Moz, Majestic, and AHREFS can then come out of the closet and note their stuff was just PageRank in drag!

...the real question is "will they?"

Whitey

6:12 am on Jan 9, 2016 (gmt 0)

WebmasterWorld Senior Member 10+ Year Member Top Contributors Of The Month



Google will be delivering as much information in the snippets about a Keyword as possible. The more your site is an information hub about the keywords you target, the better your chances are. Content rich informative & intuitive pages is what Google is looking for.

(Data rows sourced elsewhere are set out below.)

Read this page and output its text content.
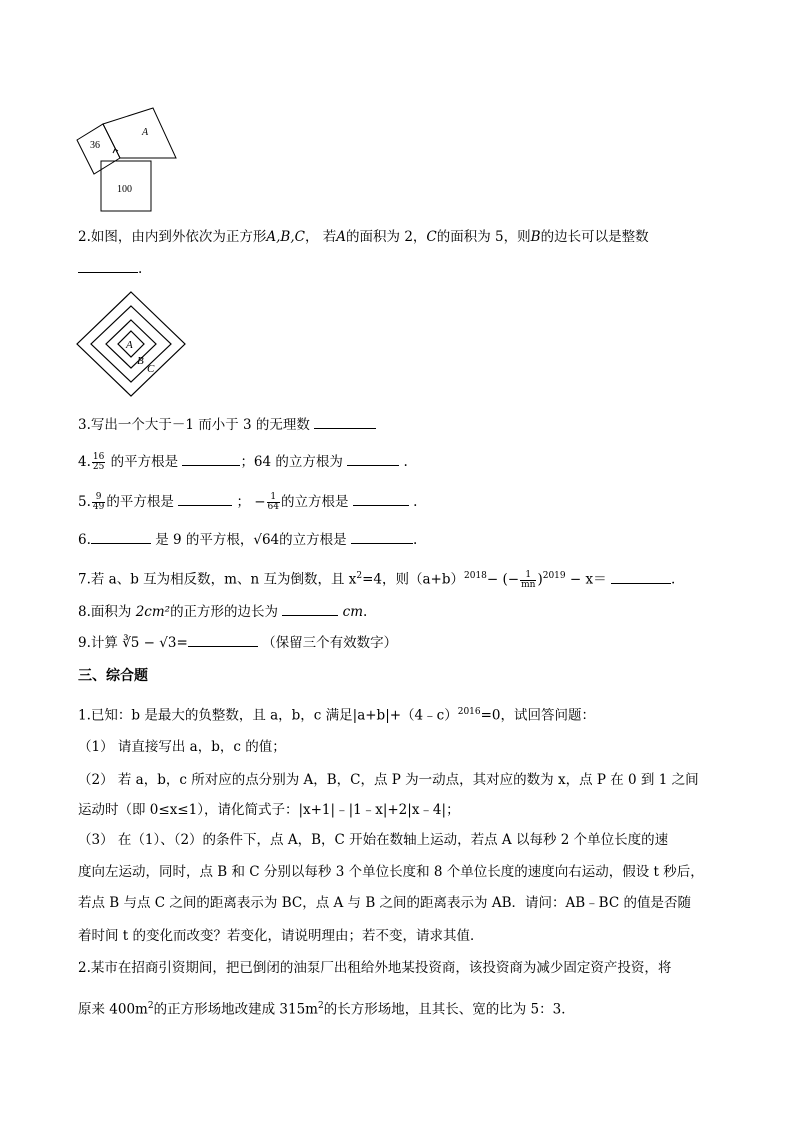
36
A
100
2.如图，由内到外依次为正方形A,B,C， 若A的面积为 2，C的面积为 5，则B的边长可以是整数
.
A
B
C
3.写出一个大于－1 而小于 3 的无理数
4. $\frac{16}{25}$ 的平方根是	；64 的立方根为	.
5. $\frac{9}{49}$ 的平方根是	； − $\frac{1}{64}$ 的立方根是	.
6.	是 9 的平方根，√64的立方根是	.
7.若 a、b 互为相反数，m、n 互为倒数，且 $x^2=4$，则$(a+b)^{2018}-$ (− $\frac{1}{mn} )^{2019} - x=$	.
8.面积为 2cm²的正方形的边长为	cm.
9.计算 ∛5 − √3=	（保留三个有效数字）
三、综合题
1.已知：b 是最大的负整数，且 a，b，c 满足|a+b|+（4﹣c）$^{2016}$=0，试回答问题：
（1） 请直接写出 a，b，c 的值；
（2） 若 a，b，c 所对应的点分别为 A，B，C，点 P 为一动点，其对应的数为 x，点 P 在 0 到 1 之间
运动时（即 0≤x≤1），请化简式子：|x+1|﹣|1﹣x|+2|x﹣4|；
（3） 在（1）、（2）的条件下，点 A，B，C 开始在数轴上运动，若点 A 以每秒 2 个单位长度的速
度向左运动，同时，点 B 和 C 分别以每秒 3 个单位长度和 8 个单位长度的速度向右运动，假设 t 秒后，
若点 B 与点 C 之间的距离表示为 BC，点 A 与 B 之间的距离表示为 AB．请问：AB﹣BC 的值是否随
着时间 t 的变化而改变？若变化，请说明理由；若不变，请求其值．
2.某市在招商引资期间，把已倒闭的油泵厂出租给外地某投资商，该投资商为减少固定资产投资，将
原来 $400m^2$的正方形场地改建成 $315m^2$的长方形场地，且其长、宽的比为 5：3．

Will that prediction hold equally to e-commerce sites competing with brands?

tangor

9:03 am on Jan 9, 2016 (gmt 0)

WebmasterWorld Senior Member 10+ Year Member Top Contributors Of The Month



Wikipedia will end up with a class action (me for one) re: their "editors" refusal to take note that content on their site was stolen from creators (been there, done that, and they defied me to prove it and I did... removed for a day then right back up again!)

G will continue to lose trust and the migration to Bing for RESULTS will escalate, and alternatives Yandex and Duck Duck Go will pick up the slack.

At some point "corporate mentality" will meet resistance from the rank and file.

Adsense earnings will continue to plummet, having moved to the bottom feeder level of product.

Users will also play a larger part by installing ad blockers and script killers.

HTML5 video will replace flash.

Silent caps on American broadband being done by stealth will create user backlash (eg. att with 150gb now on their "top" 6mbps) plan.

Net Neutrality will be proved hollow and tiered service will reign. The EU will continue to muck up the works with more litigation. Data transfers between Left and Right side of the Big Pond will create more difficulties for ecommerce, and governments will up the anti re: content "fair play" (censorship) control.

Could go on. Won't. This is a Google SEO thread (which some have forgotten).

2016 will be an interesting year (as that ancient Chinese philosopher once said).